Jeannette Alexis Martinez

Born in Southern California, Jeannette’s parents warmly supported her creative endeavors at a young age and nurtured her intellectual interests in art, history, and theology.

In 2019, Jeannette graduated magna cum laude from Loyola Marymount University as a double major in art history and theological studies. During this time, she academically challenged herself to graduate in three years while undertaking independent research projects and maintaining high honors.

Syracuse Florence Fellow ‘23

A few years later, she graduated in 2023 with a master’s degree in art history through Syracuse University, where she received a fully funded fellowship to conduct research in Florence, Italy. As a Syracuse Florence Fellow, she delivered countless lectures for graduate-level audiences and presented novel research at a symposium attended by expert art historians. Her master’s thesis focused on Giorgio Vasari’s altarpiece of the Madonna of the Rosary (1569), located in the Florentine church of Santa Maria Novella.

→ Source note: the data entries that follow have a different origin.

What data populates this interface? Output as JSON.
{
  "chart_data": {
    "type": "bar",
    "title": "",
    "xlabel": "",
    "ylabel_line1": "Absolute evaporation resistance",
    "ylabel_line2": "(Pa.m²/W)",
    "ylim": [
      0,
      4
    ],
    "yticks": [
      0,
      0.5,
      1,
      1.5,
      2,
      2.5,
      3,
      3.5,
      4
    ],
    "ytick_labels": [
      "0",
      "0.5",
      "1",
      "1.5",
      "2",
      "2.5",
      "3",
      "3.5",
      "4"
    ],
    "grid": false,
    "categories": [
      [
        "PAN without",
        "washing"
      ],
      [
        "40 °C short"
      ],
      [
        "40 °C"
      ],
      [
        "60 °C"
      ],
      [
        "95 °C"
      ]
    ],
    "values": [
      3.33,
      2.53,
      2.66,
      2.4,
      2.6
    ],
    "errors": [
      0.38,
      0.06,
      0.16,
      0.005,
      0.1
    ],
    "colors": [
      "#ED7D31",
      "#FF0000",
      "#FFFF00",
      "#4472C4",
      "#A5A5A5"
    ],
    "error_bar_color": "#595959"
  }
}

Through her interdisciplinary approach, Jeannette made new discoveries by considering crucial religious and artistic influences on this altarpiece. Previous scholarship on Vasari’s Madonna of the Rosary primarily discussed the painting within a broader survey of this iconographical type or as part of the Vasarian program of altarpieces within the basilica. The few scholars offering a visual analysis of the painting failed to adequately address pre-existing traditions of visual iconography found in printed rosary manuals and prominent legends central to sixteenth-century Dominican spirituality. As a result, the literature on Vasari’s Madonna of the Rosary contained gaps, unsupported claims, and errors. Jeannette’s deeper contextual approach offered more definitive identifications of the protagonists and objects depicted in the altarpiece as the basis of a new iconographic interpretation that addresses Dominican spirituality.

Watch a presentation on this research here!

Routing the Rosary: Mapping Visual Tradition in Sixteenth-Century Italian Paintings of the Madonna of the Rosary

Following the completion of her master’s degree, Jeannette remained committed to this research topic. She employed her master’s thesis to serve as the foundation of a large-scale geographic information system (GIS) project titled “Routing the Rosary: Mapping Visual Tradition in Sixteenth-Century Italian Paintings of the Madonna of the Rosary.” Through GIS technology, my website uses geospatial information that links the visual tradition of rosary iconography in printed materials to sixteenth-century Italian paintings of the Madonna of the Rosary.

In 2024, Jeannette was accepted to pursue a dual Phd degree at Claremont Graduate University, a graduate-only research institution part of the Claremont Colleges consortium. Here, she has been pursuing a PhD in Cultural Studies and PhD in Religion.

Through a combination of fieldwork, archival study, and art historical analysis, Jeannette’s PhD research examines Immaculate Conception imagery in Nicaragua.